George didn’t draw on his own experience fathering Niall for A Number – he says there are few similarities between the two of them and the characters they play. So the benefits of being related are peripheral.
“When you come to see the show, pretty much unconsciously you’ll go – ‘They make the same gestures? Are they planning that?’ No. We’ll just take that as an advantage.”
‘I was a kleptomaniac’
The pair had very different routes to the stage. George’s dad ran the buses in Salford and theatre didn’t play much of a role in family life.
“There was a lot of church – and church is a famous breeding ground from some actors. Lots of cossies, and extra special cossies on Easter Day, and I did love to sing in the choir.”
As a young man, George recalled, “I was nowhere. I was a kleptomaniac – that was my adrenaline rush, I was really quick-fisted and I could nick things.”
Then a friend pretty much press-ganged him into taking a role in an amateur theatre production.

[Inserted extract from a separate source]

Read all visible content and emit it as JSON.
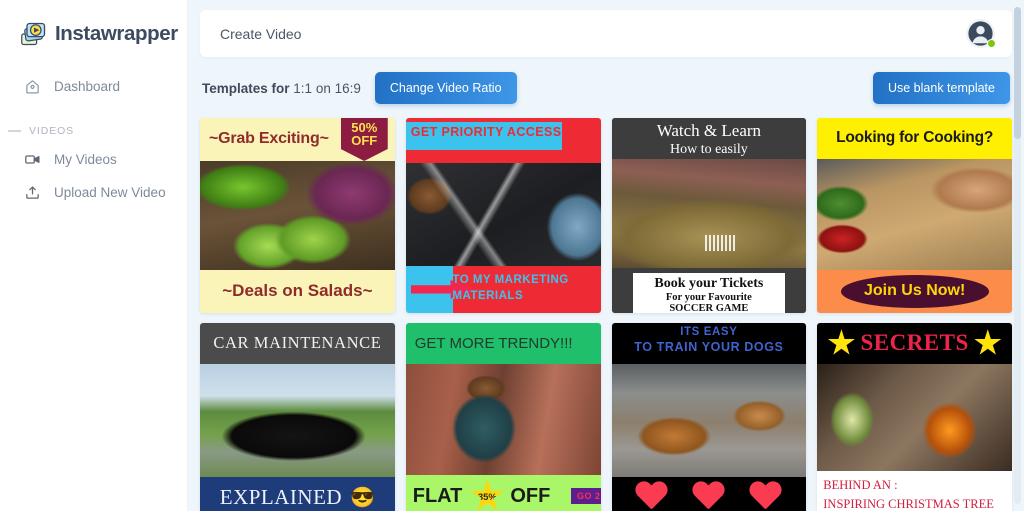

“We came to the first night and I was so scared. I go out there, and people laughed, and clapped at the end.
“I stood there on stage, a big light bulb over my head, going ‘Oh, this is what I’m supposed to do’.”
What was it like having a dad for an actor?
“You’d see him on TV and other people would see him on TV as well,” Niall said.
“So you always knew it was something different. I don’t think I ever met any other friends’ dads who liked doing their job as much as my dad did.”
Born in Liverpool, he was brought up in France and did a drama course in Aurillac, which has the biggest street theatre festival in Europe.
Did it bother George that his son was following him into such an insecure profession? “There were a couple of rules in the house,” he said.
“You can’t become a soldier without getting a load of grief from your mother – and I’m not going to argue with her. And if you could stay away from the Catholic priesthood, that would be fine too. The rest of it’s up to you.”
The family firm
How have they found working together on A Number?
“It’s just another actor, but an actor you know really well,” Niall said. “It’s great to finally work with my dad because I only ever see the finished products in the theatre.
“In something that’s so intense it’s very nice to have someone you know so well, because if there’s something wrong we can very quickly sort that out.”
George agrees. “I’m fascinated to watch him work because I’ve never watched him work.”
Niall’s observation that his dad loved his job is undeniably true – and never more so than when he worked on Rita, Sue And Bob Too.
“The sneaky coup to that film is, apart from me and Lesley [Sharp], and the two girls who at that age were only just out of a youth theatre in Oldham, every other person on the screen is a stand up comedian.
“That’s why the film has an atmosphere that no other film has got. All of them, Hosepipe Harry, Fat Mavis, the whole lot.”
Considering the intensity of A Number, how do George and Niall let go after each performance?
“There’s a lot of cracking football on at the moment,” Niall said. “I’m a Liverpool fan, he’s an Evertonian.”
Will it bother George if Liverpool come back and win the Premiership?
“I don’t give a monkey’s. They play great football, they deserve to win the league.
“I’m much more entertained by the collapse of Manchester United. That’s absolutely gleeful, especially as they took our manager.”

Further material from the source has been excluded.